Power shortages cripple industriesPower shortages cripple industries
Most of the industries across the country’s southern plains—Nepal’s industrial heartland—resumed operations after being shut for more than four months, but they are not being able to operate at full capacity due to crippling electricity crisis.
Although Nepal Electricity Authority (NEA) has decided to provide eight hours of power supply to industries located in Birgunj-Pathliya Industrial Corridor, the supply is irregular. “Even if there is electricity, voltage fluctuations have made it difficult to operate plants,” said Pradip Kedia, president of Birgunj Chamber of Commerce and Industry. “Diesel shortage has further worsened the situation.”
A single factory unit needs 3,000-5,000 litres of diesel daily to operate. There are around 1,000 factories along the industrial corridor.
As factories are not running at full capacity, industrialists are facing difficulties in repaying bank loans and paying salaries to their staffers.
They have demanded the government make a congenial environment to run factories. Recently, a group of industrialists and traders met government officials and political leaders in Kathmandu and informed them about the problems.
Traders, particularly from Birgunj—the epicentre of the Madesh agitation—have been the hardest hit. As the protestors have blocked the Burgunj customs point, the traders have been forced to reroute imported cargoes meant for the Birgunj-Pathliya industrial to other customs points.
Importers said they had to spend around Rs60,000 to Rs100,000 per truck to bring goods to Birgunj through other customs points. “Besides, the demurrage charges on consignments made from third countries has increased the freight costs sharply,” they said.
Ganesh Lath, former president of Birgunj Chamber of Commerce and Industry, said he paid nearly Rs1 million in demurrage charges for a 40-ft cargo container. However, importers are relieved to some extent after the government decided to address the issue of heavy demurrage charges. They said the demurrage charges have accumulated to Rs6 billion.
The business delegation also informed the Home Ministry about growing anarchy, such as rampant donation drive, in the area. “The government has not been able to provide security for industries and industrialists,” said a trader which did not want to be named.
Similar is the situation in Biratnagar. Purbanchal Lube Oil has remained shut for the last one and half months. The company’s chief Bhola Dulal says he has around Rs220 million to be recovered from dealers. “I am worried about how to recover the amount,” he said.
Although the factory resumed operation on December 16, it has hardly been able to operate due to the shortage of diesel to run power generators. “Even if we resume full-fledged operation, we cannot delivering the products to the market,” said Dulal.

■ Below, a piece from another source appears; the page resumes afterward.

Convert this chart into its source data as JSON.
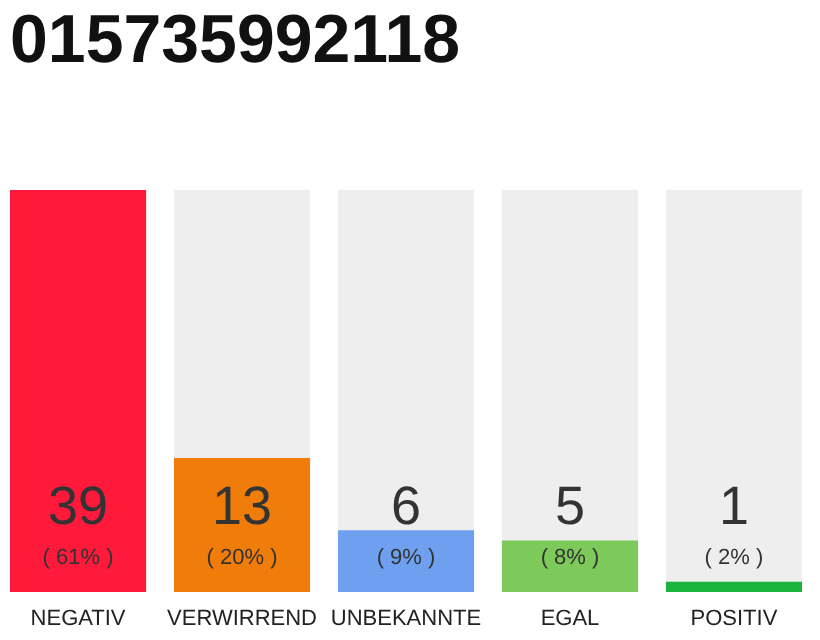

After being hit hard by five-month-long Tarai banda and four-month-long Indian embargo, the Sunsari-Morang Industrial Corridor is now facing severe shortages of raw materials, besides the power crisis. The industries are struggling to repay bank loans due to the lack of cash flow. “Losses faced by the industries here have reached around Rs20 billion,” said Industry Association Morang President Shiva Shankar Agrawal.